Dec 1, 2005 - 1:46 pm 17. Terrye:Our military is a lot bigger than the 150,000 servicemen and women in Iraq. Saying it is broken is just stupid not to mention irresponsible in a time of war. What is next from these guys? A Come and Get It neon sign on the Statue of Liberty?
In fact we have managed to keep at least 37,000 people in Korea every damn year for the last 50+ years and if Murtha and the rest of the Democrats were all that worried about the US having enough men in uniform maybe they should have thought about that before the military cuts of the 90’s. The good old peace dividend.
And these troops are better armed, fed and clothed than any military in history.
This myth of no armour is just that. Those transprots have been upgraded for the field and the military has always had to be flexible and resourceful when it comes to responding to different situations.
Dec 1, 2005 - 1:47 pm 18. RosOz:Ammar Abdulhamid October link.
“While neocons and liberals, or however one categorizes one at this stage, argue over wagging dogs and other fine assortments of beasts and monsters, and while the debate over the merits of real politick vs. salvation politics rages on, there are parts of the world that are going to hell in a hand-basket, reflecting the new cold war climate created by this internal debate. It looks as if America is having a nice cold civil war by proxy over its own identity and future.”

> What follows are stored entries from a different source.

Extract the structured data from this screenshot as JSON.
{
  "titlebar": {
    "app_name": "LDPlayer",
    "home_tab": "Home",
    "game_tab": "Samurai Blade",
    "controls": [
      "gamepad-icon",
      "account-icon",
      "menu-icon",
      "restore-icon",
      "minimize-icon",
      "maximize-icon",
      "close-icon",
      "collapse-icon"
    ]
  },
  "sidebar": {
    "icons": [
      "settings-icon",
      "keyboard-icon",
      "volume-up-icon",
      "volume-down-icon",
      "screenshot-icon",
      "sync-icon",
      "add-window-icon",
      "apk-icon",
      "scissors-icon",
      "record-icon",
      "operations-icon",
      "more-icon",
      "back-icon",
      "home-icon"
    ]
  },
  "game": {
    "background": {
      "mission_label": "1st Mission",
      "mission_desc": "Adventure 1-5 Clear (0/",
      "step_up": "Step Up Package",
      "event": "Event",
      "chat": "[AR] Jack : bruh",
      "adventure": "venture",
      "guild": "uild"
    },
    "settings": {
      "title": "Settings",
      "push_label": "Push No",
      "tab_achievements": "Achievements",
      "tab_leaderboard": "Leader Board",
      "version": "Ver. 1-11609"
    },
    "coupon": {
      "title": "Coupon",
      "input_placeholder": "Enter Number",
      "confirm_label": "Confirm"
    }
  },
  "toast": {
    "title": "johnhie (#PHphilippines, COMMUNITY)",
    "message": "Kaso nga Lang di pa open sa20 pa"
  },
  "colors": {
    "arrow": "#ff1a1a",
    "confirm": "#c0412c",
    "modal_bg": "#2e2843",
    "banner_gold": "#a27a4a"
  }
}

Amongst the players here we have Our Public Broadcaster, tirelessly assiduous in finding opportunities to pronounce Iraq a lost cause and your President and our PM the most venal and evil of men. Our Public Broadcaster is probably a misnomer; their policy is to never use “our” about any Australian event or institutions or persons. They are not of us but rather belong with and to some greater international mob.

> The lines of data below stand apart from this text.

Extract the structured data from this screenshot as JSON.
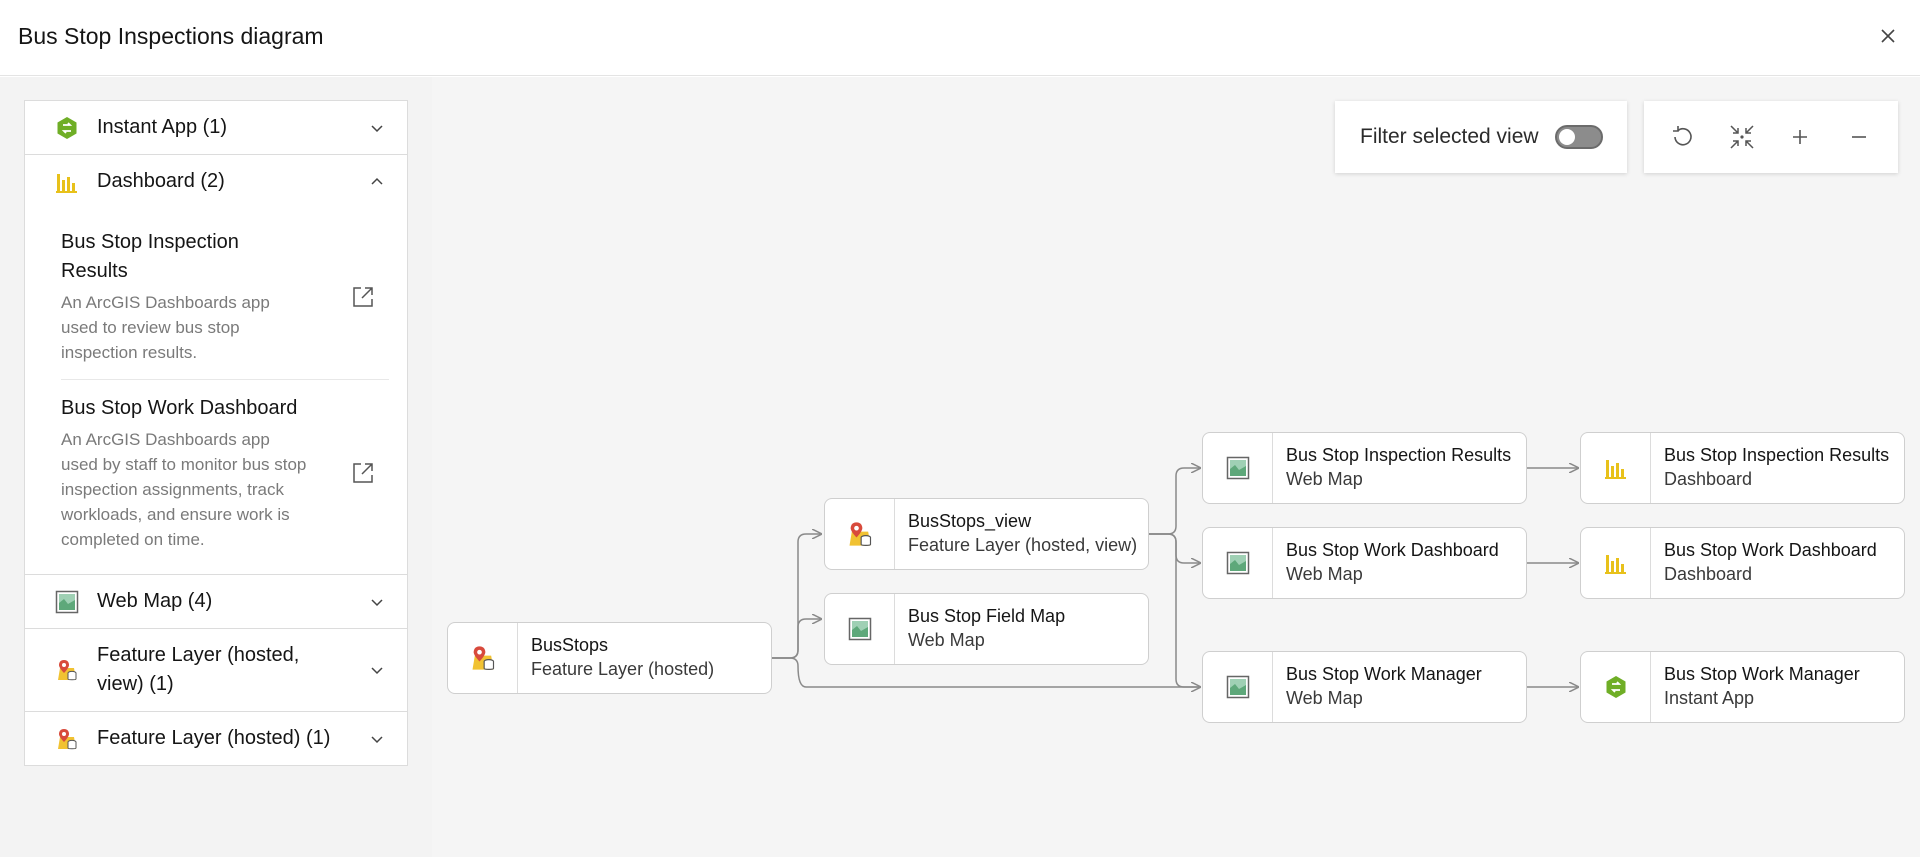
{
  "header": {
    "title": "Bus Stop Inspections diagram"
  },
  "sidebar": {
    "groups": [
      {
        "label": "Instant App (1)",
        "icon": "instant-app-icon"
      },
      {
        "label": "Dashboard (2)",
        "icon": "dashboard-icon",
        "expanded": true,
        "items": [
          {
            "title": "Bus Stop Inspection Results",
            "description": "An ArcGIS Dashboards app used to review bus stop inspection results."
          },
          {
            "title": "Bus Stop Work Dashboard",
            "description": "An ArcGIS Dashboards app used by staff to monitor bus stop inspection assignments, track workloads, and ensure work is completed on time."
          }
        ]
      },
      {
        "label": "Web Map (4)",
        "icon": "web-map-icon"
      },
      {
        "label": "Feature Layer (hosted, view) (1)",
        "icon": "feature-layer-icon"
      },
      {
        "label": "Feature Layer (hosted) (1)",
        "icon": "feature-layer-icon"
      }
    ]
  },
  "canvas": {
    "filter_label": "Filter selected view",
    "filter_enabled": false,
    "tools": [
      "reset-icon",
      "fit-icon",
      "zoom-in-icon",
      "zoom-out-icon"
    ],
    "nodes": [
      {
        "title": "BusStops",
        "type": "Feature Layer (hosted)",
        "icon": "feature-layer-icon"
      },
      {
        "title": "BusStops_view",
        "type": "Feature Layer (hosted, view)",
        "icon": "feature-layer-icon"
      },
      {
        "title": "Bus Stop Field Map",
        "type": "Web Map",
        "icon": "web-map-icon"
      },
      {
        "title": "Bus Stop Inspection Results",
        "type": "Web Map",
        "icon": "web-map-icon"
      },
      {
        "title": "Bus Stop Work Dashboard",
        "type": "Web Map",
        "icon": "web-map-icon"
      },
      {
        "title": "Bus Stop Work Manager",
        "type": "Web Map",
        "icon": "web-map-icon"
      },
      {
        "title": "Bus Stop Inspection Results",
        "type": "Dashboard",
        "icon": "dashboard-icon"
      },
      {
        "title": "Bus Stop Work Dashboard",
        "type": "Dashboard",
        "icon": "dashboard-icon"
      },
      {
        "title": "Bus Stop Work Manager",
        "type": "Instant App",
        "icon": "instant-app-icon"
      }
    ]
  },
  "colors": {
    "instant_app": "#6fae26",
    "dashboard": "#e8c11a",
    "web_map": "#5ea87a",
    "feature_layer_pin": "#d84a3c",
    "feature_layer_base": "#f1c232",
    "link": "#8a8a8a"
  }
}
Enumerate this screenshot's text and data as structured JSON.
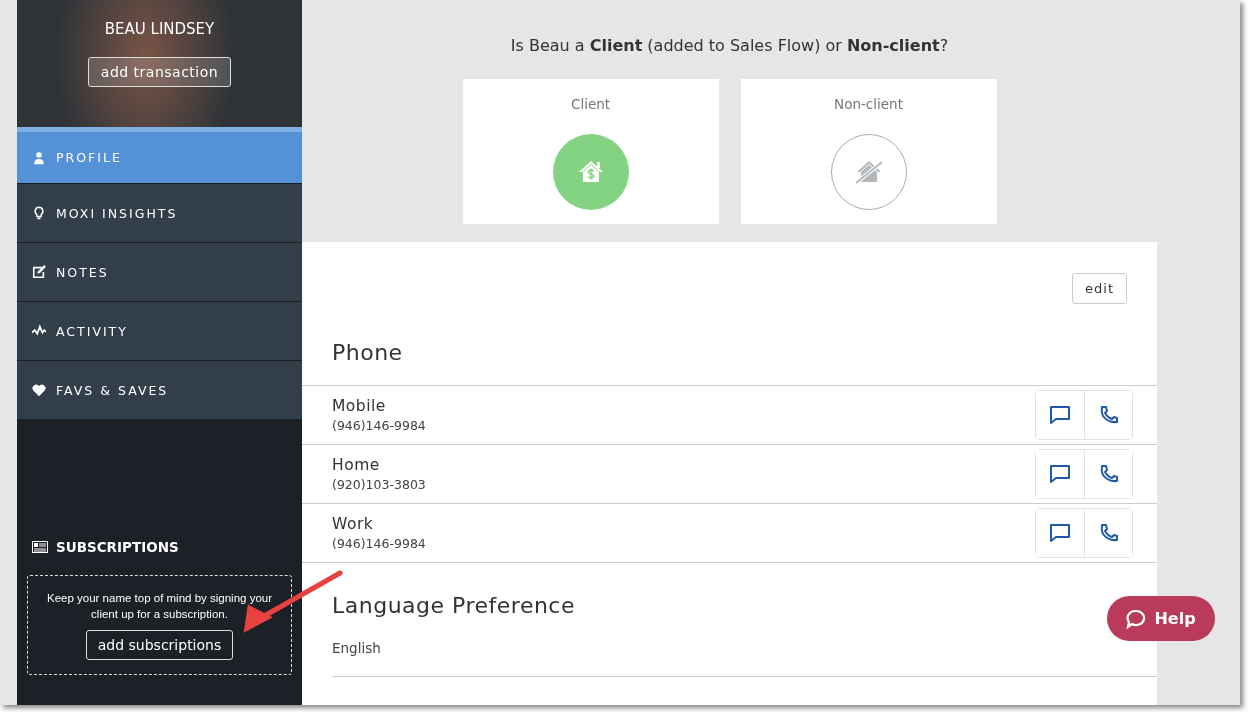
{
  "sidebar": {
    "contact_name": "BEAU LINDSEY",
    "add_transaction_button": "add transaction",
    "nav_items": [
      {
        "label": "PROFILE",
        "kind": "person",
        "selected": true
      },
      {
        "label": "MOXI INSIGHTS",
        "kind": "bulb",
        "selected": false
      },
      {
        "label": "NOTES",
        "kind": "edit",
        "selected": false
      },
      {
        "label": "ACTIVITY",
        "kind": "pulse",
        "selected": false
      },
      {
        "label": "FAVS & SAVES",
        "kind": "heart",
        "selected": false
      }
    ],
    "subscriptions": {
      "title": "SUBSCRIPTIONS",
      "text": "Keep your name top of mind by signing your client up for a subscription.",
      "button": "add subscriptions"
    }
  },
  "main": {
    "question": "Is Beau a **Client** (added to Sales Flow) or **Non-client**?",
    "choices": [
      {
        "label": "Client",
        "kind": "client",
        "selected": true
      },
      {
        "label": "Non-client",
        "kind": "non-client",
        "selected": false
      }
    ],
    "edit_button": "edit",
    "phone": {
      "heading": "Phone",
      "numbers": [
        {
          "label": "Mobile",
          "number": "(946)146-9984"
        },
        {
          "label": "Home",
          "number": "(920)103-3803"
        },
        {
          "label": "Work",
          "number": "(946)146-9984"
        }
      ]
    },
    "language": {
      "heading": "Language Preference",
      "value": "English"
    }
  },
  "help_button": "Help"
}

Of that international mob, so many important stories they could report. But no, they all arrive at the same one with the same understanding of it. And so often they fly with the lie and never express regret when the falsity or distortion or misinformation is no longer deniable. Rather on to the next one.
The military has not done a good enough communications job? Their core business is about defending their citizens, and to win the PR business I think is simply not a possibility for them in the current environment. Perhaps your pollies such as Murtha could get this and stop betraying them.
Have just listened to a report about US military getting into paid editorials. Google, over 370 sites so far. So the US military is fighting the ideas war, like the left here claim the fight should be about. The military say they are trying to combat the seemingly untouchable media managers of the murder-incorporated set. Silly sods, with our media on the side of those obscenities. I don?t think so.
So this is the story of the moment, presented in most cases that I have looked at as another aspect of US venality and dishonesty. Yet does the media question it’s manipulation by the murderers. Not here I can assure you. And why is this such an important story (and shocking) of all the stories!
So maybe we all need to start listening as well as talking, but what to do about an “international” media who seems unable to stop seeing us as venal and stupid citizens of the west. Gorged on its moral greed and vanity, it condemns us, our values and our leaders. But while it remains the gatekeeper, dismissive of the idea that they seek to destroy “our” way of life, how can the conversation be held.
Dec 1, 2005 - 1:49 pm 19. dougf:I would say that you are hoping for such an attack on American soil so that your eliminationist fantasies can come true.–IVV
Ahhhhhh— Eliminationist Fantasies !! —-VRWC Simpson.
Dec 1, 2005 - 2:02 pm 20. monkyboy:RogerA,
If, when we pull our troops out of Iraq, we leave behind a functioning democracy, then I will admit to being an idiot.
If instead, Iraq becomes a civil-war torn puppet state of Iran when we leave, will you?
Dec 1, 2005 - 2:06 pm 21. beautifulatrocities:Note to In Vito Whatsit: see Projection
Dec 1, 2005 - 2:14 pm 22. beautifulatrocities:See also Moral Preening
Dec 1, 2005 - 2:15 pm 23. couleejew:You started a new media entity, time to start a new political party.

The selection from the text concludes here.